One of the primary features of Xilinx V2.1 is its improved processing power. The architecture has been optimized to support higher clock speeds and increased logic density, allowing for more complex designs to be implemented effectively. This boost in performance is facilitated by utilizing advanced silicon technologies, which significantly reduce power consumption while maximizing efficiency.

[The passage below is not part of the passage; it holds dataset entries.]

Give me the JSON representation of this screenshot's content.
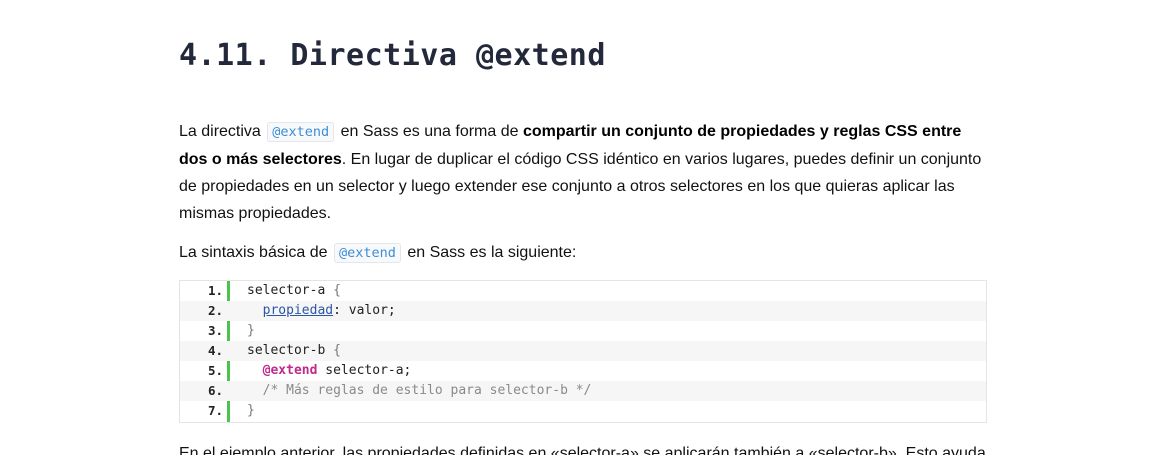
{
  "heading": "4.11. Directiva @extend",
  "para1": {
    "t1": "La directiva",
    "code": "@extend",
    "t2": "en Sass es una forma de",
    "bold1": "compartir un conjunto de propiedades y reglas CSS entre dos o",
    "bold2": "más selectores",
    "t3": ". En lugar de duplicar el código CSS idéntico en varios lugares, puedes definir un conjunto de propiedades en un selector y luego extender ese conjunto a otros selectores en los que quieras aplicar las mismas propiedades."
  },
  "para2": {
    "t1": "La sintaxis básica de",
    "code": "@extend",
    "t2": "en Sass es la siguiente:"
  },
  "code_lines": [
    {
      "num": "1.",
      "parts": [
        [
          "plain",
          "selector-a "
        ],
        [
          "brace",
          "{"
        ]
      ]
    },
    {
      "num": "2.",
      "parts": [
        [
          "plain",
          "  "
        ],
        [
          "prop",
          "propiedad"
        ],
        [
          "plain",
          ": valor;"
        ]
      ]
    },
    {
      "num": "3.",
      "parts": [
        [
          "brace",
          "}"
        ]
      ]
    },
    {
      "num": "4.",
      "parts": [
        [
          "plain",
          "selector-b "
        ],
        [
          "brace",
          "{"
        ]
      ]
    },
    {
      "num": "5.",
      "parts": [
        [
          "plain",
          "  "
        ],
        [
          "kw",
          "@extend"
        ],
        [
          "plain",
          " selector-a;"
        ]
      ]
    },
    {
      "num": "6.",
      "parts": [
        [
          "plain",
          "  "
        ],
        [
          "comment",
          "/* Más reglas de estilo para selector-b */"
        ]
      ]
    },
    {
      "num": "7.",
      "parts": [
        [
          "brace",
          "}"
        ]
      ]
    }
  ],
  "para3": "En el ejemplo anterior, las propiedades definidas en «selector-a» se aplicarán también a «selector-b». Esto ayuda"
}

Another significant characteristic of Xilinx V2.1 is its enhanced I/O (Input/Output) capabilities. The device supports a variety of industry-standard interfaces, which include PCI Express, SATA, and various serial communication protocols. Such adaptability ensures seamless integration into existing systems, providing engineers with the flexibility to adapt to various application requirements without the need for substantial redesign efforts.

Xilinx V2.1 also features improved scalability, making it a prime choice for applications that demand diverse performance levels. This device supports an array of configurations and can be used in small-scale projects as well as in larger, more demanding environments requiring extensive resources. This scalability is further aided by support for multiple development platforms, enabling rapid prototyping and simplifying the design process.

Security is increasingly becoming a priority in digital design, and Xilinx V2.1 addresses this concern via hardware security features. It includes enhanced encryption protocols and secure boot functionalities, which help protect intellectual property and sensitive data from unauthorized access.

Additionally, the integration of advanced DSP (Digital Signal Processing) blocks allows Xilinx V2.1 to efficiently handle data-intensive tasks such as video processing and real-time signal analysis. These capabilities make it suitable for applications in telecommunications, automotive systems, and industrial automation.

Xilinx V2.1 also benefits from a rich development environment, including robust software tools that facilitate design entry, simulation, and verification. The support for industry-standard programming languages like VHDL and Verilog simplifies the development process, enabling engineers to design complex systems more efficiently.

In summary, Xilinx V2.1 stands out due to its impressive combination of high performance, flexibility, scalability, security, and comprehensive development support. These features make it a valuable asset for engineers and developers looking to innovate across various sectors, from telecommunications and automotive to industrial applications.